Development of high throughput methods to decode the function of enhancers

Enhancers control development and cellular function by spatiotemporal regulation of gene expression. A large number of genomic regions identified by genome-wide association studies (GWAS) of human disease fall within enhancer regions, however the gene-specific regulatory mechanism for these enhancers is not known. Histone modifications, such as acetylation of histone H3 at lysine 27 (H3K27ac) and H3K4me1, have been widely used for identification of active enhancers. Using these marks alone for enhancer identification gives only an incomplete catalogue of active enhancer repertoire.
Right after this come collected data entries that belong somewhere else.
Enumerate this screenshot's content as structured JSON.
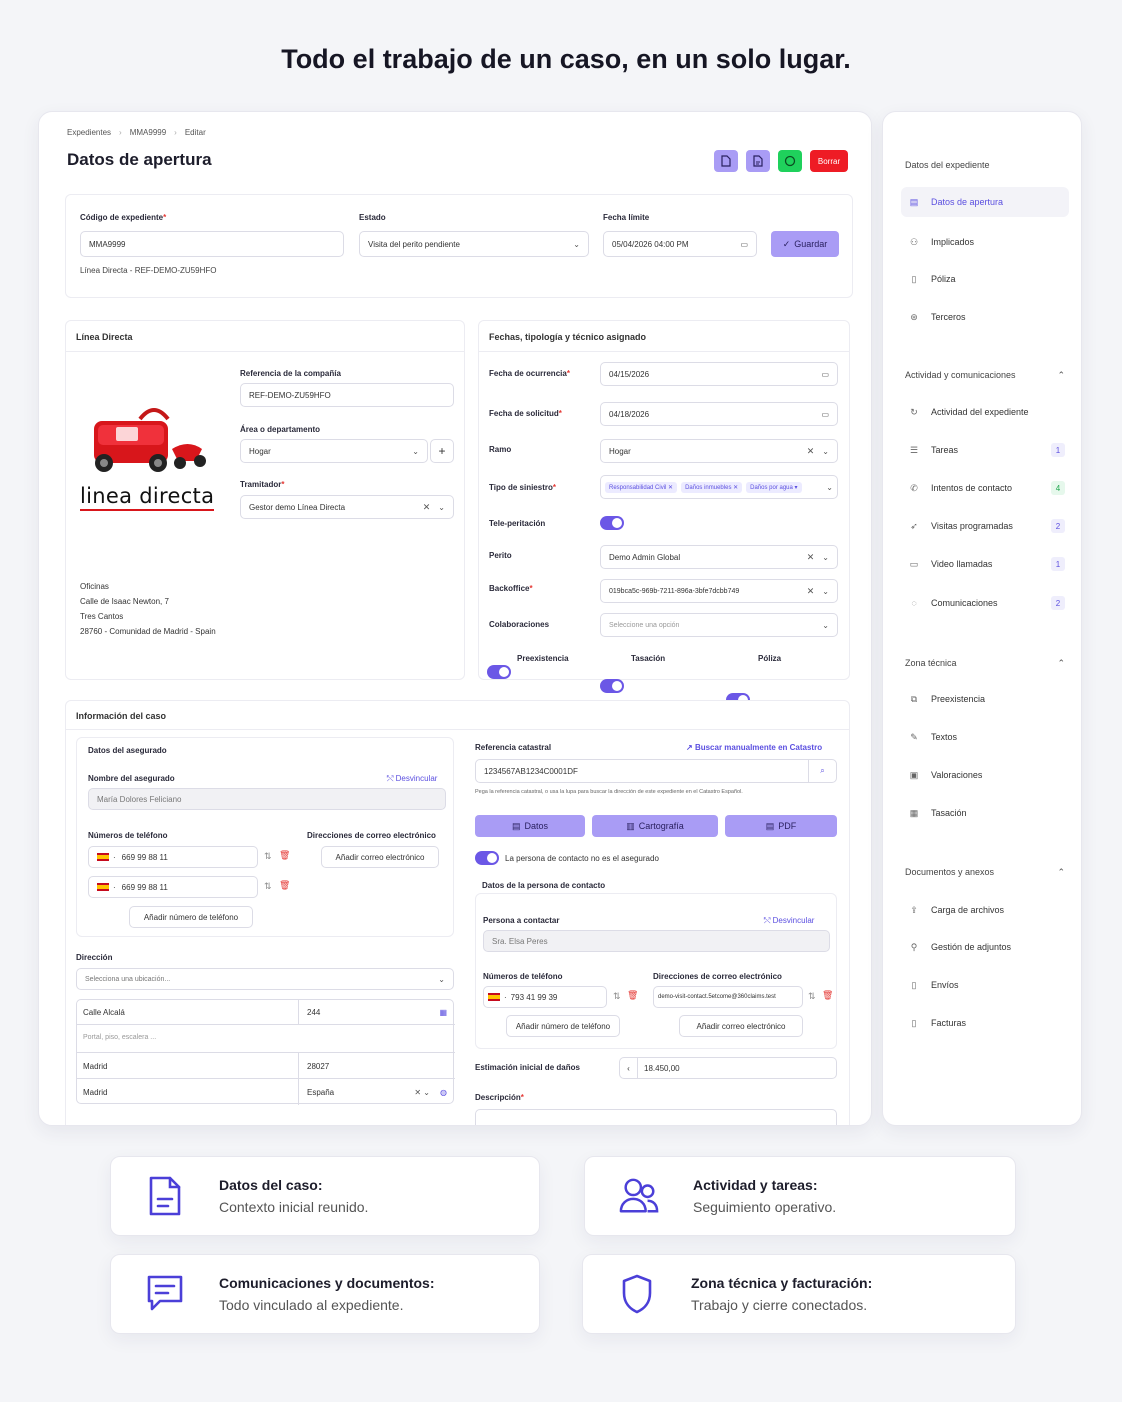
{
  "headline": "Todo el trabajo de un caso, en un solo lugar.",
  "breadcrumb": [
    "Expedientes",
    "MMA9999",
    "Editar"
  ],
  "page_title": "Datos de apertura",
  "toolbar": {
    "delete_label": "Borrar"
  },
  "top_form": {
    "codigo_label": "Código de expediente",
    "codigo_value": "MMA9999",
    "codigo_sub": "Línea Directa - REF-DEMO-ZU59HFO",
    "estado_label": "Estado",
    "estado_value": "Visita del perito pendiente",
    "fecha_label": "Fecha límite",
    "fecha_value": "05/04/2026 04:00 PM",
    "save_label": "Guardar"
  },
  "company": {
    "section_title": "Línea Directa",
    "logo_text": "linea directa",
    "ref_label": "Referencia de la compañía",
    "ref_value": "REF-DEMO-ZU59HFO",
    "area_label": "Área o departamento",
    "area_value": "Hogar",
    "tram_label": "Tramitador",
    "tram_value": "Gestor demo Línea Directa",
    "office_title": "Oficinas",
    "office_lines": [
      "Calle de Isaac Newton, 7",
      "Tres Cantos",
      "28760 - Comunidad de Madrid - Spain"
    ]
  },
  "fechas": {
    "section_title": "Fechas, tipología y técnico asignado",
    "ocurrencia_label": "Fecha de ocurrencia",
    "ocurrencia_value": "04/15/2026",
    "solicitud_label": "Fecha de solicitud",
    "solicitud_value": "04/18/2026",
    "ramo_label": "Ramo",
    "ramo_value": "Hogar",
    "tipo_label": "Tipo de siniestro",
    "tipo_tags": [
      "Responsabilidad Civil",
      "Daños inmuebles",
      "Daños por agua"
    ],
    "tele_label": "Tele-peritación",
    "perito_label": "Perito",
    "perito_value": "Demo Admin Global",
    "backoffice_label": "Backoffice",
    "backoffice_value": "019bca5c-969b-7211-896a-3bfe7dcbb749",
    "colab_label": "Colaboraciones",
    "colab_placeholder": "Seleccione una opción",
    "toggles": [
      "Preexistencia",
      "Tasación",
      "Póliza"
    ]
  },
  "caso": {
    "section_title": "Información del caso",
    "asegurado_title": "Datos del asegurado",
    "nombre_label": "Nombre del asegurado",
    "desvincular": "Desvincular",
    "nombre_value": "María Dolores Feliciano",
    "tel_label": "Números de teléfono",
    "email_label": "Direcciones de correo electrónico",
    "phones": [
      "669 99 88 11",
      "669 99 88 11"
    ],
    "add_email": "Añadir correo electrónico",
    "add_phone": "Añadir número de teléfono",
    "dir_label": "Dirección",
    "dir_placeholder": "Selecciona una ubicación...",
    "calle": "Calle Alcalá",
    "numero": "244",
    "piso_placeholder": "Portal, piso, escalera ...",
    "ciudad": "Madrid",
    "cp": "28027",
    "provincia": "Madrid",
    "pais": "España",
    "catastro_label": "Referencia catastral",
    "catastro_link": "Buscar manualmente en Catastro",
    "catastro_value": "1234567AB1234C0001DF",
    "catastro_help": "Pega la referencia catastral, o usa la lupa para buscar la dirección de este expediente en el Catastro Español.",
    "btn_datos": "Datos",
    "btn_carto": "Cartografía",
    "btn_pdf": "PDF",
    "contact_toggle": "La persona de contacto no es el asegurado",
    "contact_title": "Datos de la persona de contacto",
    "persona_label": "Persona a contactar",
    "persona_value": "Sra. Elsa Peres",
    "contact_phone": "793 41 99 39",
    "contact_email": "demo-visit-contact.5etcome@360claims.test",
    "estimacion_label": "Estimación inicial de daños",
    "estimacion_value": "18.450,00",
    "descripcion_label": "Descripción"
  },
  "sidebar": {
    "g1_title": "Datos del expediente",
    "g1_items": [
      "Datos de apertura",
      "Implicados",
      "Póliza",
      "Terceros"
    ],
    "g2_title": "Actividad y comunicaciones",
    "g2_items": [
      {
        "label": "Actividad del expediente"
      },
      {
        "label": "Tareas",
        "count": "1"
      },
      {
        "label": "Intentos de contacto",
        "count": "4"
      },
      {
        "label": "Visitas programadas",
        "count": "2"
      },
      {
        "label": "Video llamadas",
        "count": "1"
      },
      {
        "label": "Comunicaciones",
        "count": "2"
      }
    ],
    "g3_title": "Zona técnica",
    "g3_items": [
      "Preexistencia",
      "Textos",
      "Valoraciones",
      "Tasación"
    ],
    "g4_title": "Documentos y anexos",
    "g4_items": [
      "Carga de archivos",
      "Gestión de adjuntos",
      "Envíos",
      "Facturas"
    ]
  },
  "features": [
    {
      "title": "Datos del caso:",
      "desc": "Contexto inicial reunido."
    },
    {
      "title": "Actividad y tareas:",
      "desc": "Seguimiento operativo."
    },
    {
      "title": "Comunicaciones y documentos:",
      "desc": "Todo vinculado al expediente."
    },
    {
      "title": "Zona técnica y facturación:",
      "desc": "Trabajo y cierre conectados."
    }
  ],
  "colors": {
    "accent": "#6b57e6",
    "button": "#a99cf5",
    "green": "#1fd15c",
    "red": "#ee1c25"
  }
}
We have discovered a novel class of putative enhancers in mouse embryonic stem cells (ESCs) marked by an H3 globular modification – H3K122ac but not H3K27ac. The importance of histone modifications is still not clear; moreover, functional characterisation of the full panel of these enhancers is challenging and requires efficient high throughput methods. 

By performing enhancer reporter assays and by deleting enhancers together by recruiting synthetic transcriptional repressors to enhancers, we have demonstrated the functionality candidate enhancers. We will perform high throughput screening of enhancer activity for putative enhancers in ES cells and screen for functionality of enhancers by recruiting synthetic transcriptional modulators at these enhancers.